Die Frage, ob eine Entscheidung „richtig“ ist, kann man nicht nur aus moralischer Perspektive stellen. Es gibt Situationen, wo man, zumindest im Heute, ihren Erfolg in Geld messen kann. Dort ist sie in den Bereich des Notwendigen zurückverwiesen – man hat sie nicht „frei” getroffen, sondern war aufgefordert, sich vernünftig zu verhalten. Die Rede ist hier von Entscheidungen, die im Management von Firmen getroffen werden, die im Wettbewerb bestehen müssen. Da geht es zB. darum, welche Produkte man ins Portefeuille aufnimmt; mit wem man zusammenarbeitet, um solche Produkte zu realisieren; und mit wem man eben nichts zu tun haben will, weil man in der Vergangenheit gelernt hat, daß der Versuch einer Zusammenarbeit mehr Geld kostet, als Erlös einträgt; etc.pp. Falsche Entscheidungen in diesem Bereich können dazu führen, daß Geld verbrannt wird – soviel Geld womöglich, daß die Firma vor dem Ruin steht, und ihre eigene wie auch die (materielle) Existenz ihrer Angestellten auf der Kippe steht.

Das ist nichts, womit man spielt.

Dabei kommt es nur in seltenen Fällen vor, daß einer allein entscheidet. Normalerweise bestimmt eine Gruppe von Managern über das Schicksal einer Firma, die ihre unterschiedlichen Teilgebiete vertreten – Sales, Marketing, R&D, z.B. Da geht es dann nicht darum, was ein Einzelner für richtig hält, sondern was man gemeinsam vertreten kann.
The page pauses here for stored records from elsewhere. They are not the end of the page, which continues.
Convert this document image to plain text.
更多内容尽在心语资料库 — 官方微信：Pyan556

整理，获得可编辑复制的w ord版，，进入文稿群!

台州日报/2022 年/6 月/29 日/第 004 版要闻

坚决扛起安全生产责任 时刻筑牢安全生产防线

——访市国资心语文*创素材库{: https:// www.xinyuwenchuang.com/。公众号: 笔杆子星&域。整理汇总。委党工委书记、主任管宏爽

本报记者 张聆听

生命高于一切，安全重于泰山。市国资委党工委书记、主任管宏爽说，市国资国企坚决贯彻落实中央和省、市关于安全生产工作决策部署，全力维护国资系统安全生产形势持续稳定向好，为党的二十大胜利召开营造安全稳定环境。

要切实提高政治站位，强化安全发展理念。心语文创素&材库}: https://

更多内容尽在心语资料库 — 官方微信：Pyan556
Spätestens hier geht es nicht mehr um Moral oder das, was „richtig“ ist – hier wird in einem Kessel gefischt, gefüllt mit einer aus unterschiedlichen, auch persönlichen Motiven gerührten und mit Emotionen gewürzten Soße, die zuletzt allen Beteiligten noch schmecken muß.

Wie auch immer unübersichtlich die Lage im jeweils konkreten Fall ist: es gibt zwei zentrale Aspekte, um die sich die „Entscheider“, in meiner Sicht der Dinge, letztlich nicht herumdrücken können, wenn sie ihre Aktionen legitimieren wollen.

Eins: Eine Entscheidung trifft man in ihrer Zeit. Wenn man auf sie zurückblickt, kann man nachträglich feststellen, ob sie richtig war, oder nicht. Der Blick in die Zukunft war zur Zeit der Entscheidung aber komplett verbaut – niemand weiß, wie die Welt in zwei Monaten aussieht, und niemand wußte das zum Zeitpunkt jener Entscheidung: die Welt ist emergent. Dieses „Ich hab‘ es doch schon vorher gewußt“ ist ein Konstrukt, das immer, ohne Ausnahme, eine Angeberei ist, die auf sachlicher Ebene keine Sekunde standhält. Dies gilt sowohl für Fehlentscheidungen, die man jemandem im nachhinein anhängen will, wie auch für Erfolge, die man sich an die eigene Brust zu heften versucht.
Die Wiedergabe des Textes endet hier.